The action at Fromelles was the first engagement that most Australian soldiers in WW1 experienced on the Western Front in France. It was a disaster because of the leadership of inept and pompous British commanders under whom we operated at that stage of the war.
The ultimate commander was General (later Field Marshal). Sir Douiglas ‘The Butcher’ Haig. He was an old fashioned officer who believed in the value of the cavalry as a decisive element of battle. His belief was made completely irrelevant by the invention of then Gatling Gun in the American Civil War, however Haig persisted with this view and sent thousands of young men to their death. He even held this view for over ten years after the war was over.
He is the primary reason that when you visit the battlefields in France, you find yourself going from one Commonwealth War Graves Cemetery to another. The graveyards are everywhere, some of them very small, comprising only a handful of white marble headstones and others are huge. Many bear the inscription, A Soldier of the Great War / Known unto God. One sees so many of these cemeteries and so many headstones—along with the vast memorials at Thievpal, Ypres, and the Australian Memorial at Villers Brettoneux that bear the names of thousands of soldiers whose bodies were never recovered—that after a few hours of it, you feel numb and overwhelmed.
The British commander to whom the Australians then directly reported to was Lieutenant-General Sir Richard Haking. It was the inept performance of commanders like him that gave many of he British generals a reputation for stupidity and incompetence. Haking had a simplistic faith in all-out attacks. According to Haking, even if a defending force was stronger than the unit attacking it, the attackers would win. Such absurdity during a war dominated by heavy artillery, machine-guns and barbed wire had clearly been demonstrated by mid-1916 but Haking ordered the Fromelles attack without any consideration of the men and their lives.

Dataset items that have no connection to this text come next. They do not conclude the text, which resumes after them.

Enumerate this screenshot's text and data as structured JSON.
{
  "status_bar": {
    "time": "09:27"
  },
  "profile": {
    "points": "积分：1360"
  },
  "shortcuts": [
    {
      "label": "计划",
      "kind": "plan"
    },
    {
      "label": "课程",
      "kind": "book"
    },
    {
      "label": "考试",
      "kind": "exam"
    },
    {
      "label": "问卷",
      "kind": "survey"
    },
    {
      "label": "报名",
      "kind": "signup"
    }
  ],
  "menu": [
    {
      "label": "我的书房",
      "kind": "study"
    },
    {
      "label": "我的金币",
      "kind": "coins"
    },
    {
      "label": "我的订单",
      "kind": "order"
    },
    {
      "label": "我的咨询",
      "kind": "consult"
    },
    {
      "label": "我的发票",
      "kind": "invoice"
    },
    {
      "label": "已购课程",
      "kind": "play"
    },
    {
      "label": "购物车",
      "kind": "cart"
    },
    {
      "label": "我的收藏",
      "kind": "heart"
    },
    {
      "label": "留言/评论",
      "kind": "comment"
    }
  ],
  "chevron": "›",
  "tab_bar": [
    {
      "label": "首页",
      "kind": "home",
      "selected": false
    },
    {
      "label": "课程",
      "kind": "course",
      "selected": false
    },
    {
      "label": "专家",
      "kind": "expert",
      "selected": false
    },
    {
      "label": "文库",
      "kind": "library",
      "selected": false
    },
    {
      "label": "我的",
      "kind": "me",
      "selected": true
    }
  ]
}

The magnitude of the Battle of Fromelles still stuns my imagination. It was only a feint – a skirmish to draw the German’s attention and prevent them sending reinforcements to the main Battle of the Somme, 100 kilometres to the South.. Fromelles was an epic of both slaughter and futility; a real waste of men and materiel such as we had never seen before, or since. On July 19 1916, Australians went ‘over the top’ and suffered over 5,550 casualties – more than the whole 10 months of the Gallipoli Campaign. Some 2,000 men died (of whom over 1200 were never found) and 400 who were taken prisoner. Considering all of this slaughter, we did not hold a single one of our objectives. The brunt of The Australian part of this battle fell on the 15th Brigade commanded by Pompey Elliot. He is reported as standing in tears as he counted his men returning from No Man’s Land after it was all over.
Around 410 of the men who died in this battle are buried in an unmarked grave at a cemetery called VC Corner, near Fromelles. Over recent years, another mass grave was discovered and around 250 bodies have been exhumed and reinterred with full military honours in a cemetery near Pheasant Wood. DNA from their descendants has enabled the identification of many previously unknown soldiers and their families now have some closure. The retired teacher, Lambis Englezos, who discovered this mass grave did a superb job as MC of today’s commemorative service. Andrew Guest, another Vietnam Veteran, whose Great Uncle participated in the battle at Fromelles read the names of those recently identified.
Today’s service was superbly organised and well run. It was attended by well over 100 people including representatives from government, veterans organisations, military and representatives of both the French and British Governments. I hope even more people will attend next year’s commemoration service.